Mimo Shirasaka, Tatsuya Matsushima, Soshi Tsunashima, Yuya Ikeda, Aoi Horo, So Ikoma, Chikaha Tsuji, Hikaru Wada, Tsunekazu Omija, Dai Komukai, Yutaka Matsuo Yusuke Iwasawa. “Self-Recovery Prompting: Promptable General Purpose Service Robot System with Foundation Models and Self-Recovery”. International Conference on Robotics and Automation（ICRA2024）
A general-purpose service robot (GPSR), which can execute diverse tasks in various environments, requires a system with high generalizability and adaptability to tasks and environments. In this paper, we first developed a top-level GPSR system for worldwide competition (RoboCup@Home 2023) based on multiple foundation models. This system is both generalizable to variations and adaptive by prompting each model. Then, by analyzing the performance of the developed system, we found three types of failure in more realistic GPSR application settings: insufficient information, incorrect plan generation, and plan execution failure. We then propose the self-recovery prompting pipeline, which explores the necessary information and modifies its prompts to recover from failure. We experimentally confirm that the system with the self-recovery mechanism can accomplish tasks by resolving various failure cases.
So Kuroki, Jiaxian Guo, Tatsuya Matsushima, Takuya Okubo, Masato Kobayashi, Yuya Ikeda, Ryosuke Takanami, Paul Yoo, Yutaka Matsuo, Yusuke Iwasawa. “GenDOM: Generalizable One-shot Deformable Object Manipulation with Parameter-Aware Policy”. International Conference on Robotics and Automation（ICRA2024）
Due to the inherent uncertainty in their deformability during motion, previous methods in deformable object manipulation, such as rope and cloth, often required hundreds of real-world demonstrations to train a manipulation policy for each object, which hinders their applications in our ever-changing world. To address this issue, we introduce GenDOM, a framework that allows the manipulation policy to handle different deformable objects with only a single real-world demonstration. To achieve this, we augment the policy by conditioning it on deformable object parameters and training it with a diverse range of simulated deformable objects so that the policy can adjust actions based on different object parameters. At the time of inference, given a new object, GenDOM can estimate the deformable object parameters with only a single real-world demonstration by minimizing the disparity between the grid density of point clouds of real-world demonstrations and simulations in a differentiable physics simulator. Empirical validations on both simulated and real-world object manipulation setups clearly show that our method can manipulate different objects with a single demonstration and significantly outperforms the baseline in both environments (a 62% improvement for in-domain ropes and a 15% improvement for out-of-distribution ropes in simulation, as well as a 26% improvement for ropes and a 50% improvement for cloths in the real world), demonstrating the effectiveness of our approach in one-shot deformable object manipulation.

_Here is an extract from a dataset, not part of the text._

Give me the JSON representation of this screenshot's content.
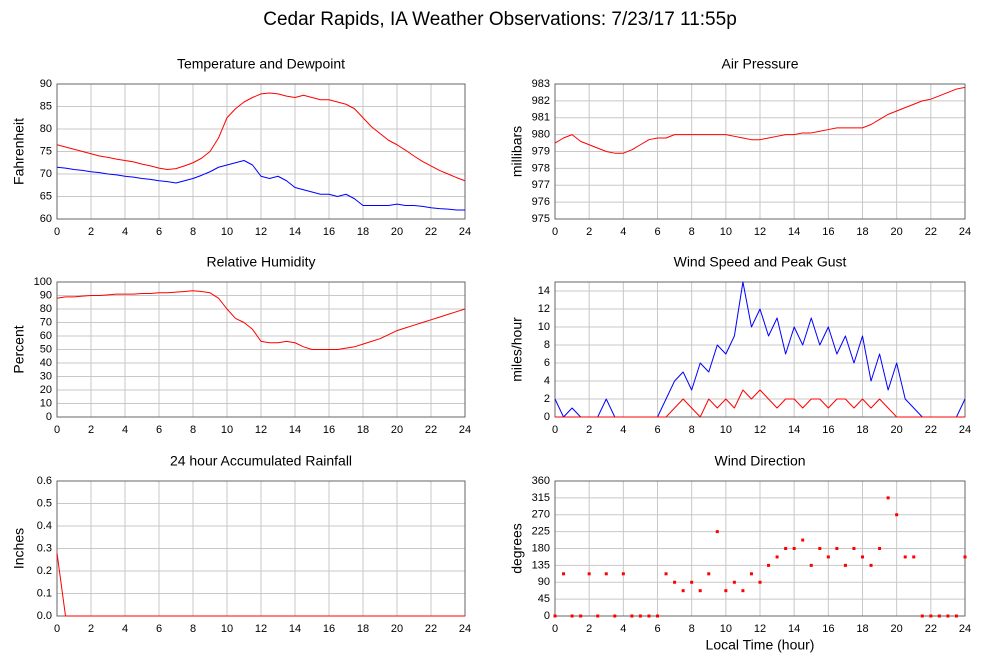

“Open X-Embodiment: Robotic Learning Datasets and RT-X Models”. International Conference on Robotics and Automation（ICRA2024）（Tatsuya Matsushima, Hiroki Furuta, Yusuke Iwasawa, Yutaka Matsuoが共著）
Large, high-capacity models trained on diverse datasets have shown remarkable successes on efficiently tackling downstream applications. In domains from NLP to Computer Vision, this has led to a consolidation of pretrained models, with general pretrained backbones serving as a starting point for many applications. Can such a consolidation happen in robotics? Conventionally, robotic learning methods train a separate model for every application, every robot, and even every environment. Can we instead train generalist X-robot policy that can be adapted efficiently to new robots, tasks, and environments? In this paper, we provide datasets in standardized data formats and models to make it possible to explore this possibility in the context of robotic manipulation, alongside experimental results that provide an example of effective X-robot policies. We assemble a dataset from 22 different robots collected through a collaboration between 21 institutions, demonstrating 527 skills (160266 tasks). We show that a high-capacity model trained on this data, which we call RT-X, exhibits positive transfer and improves the capabilities of multiple robots by leveraging experience from other platforms.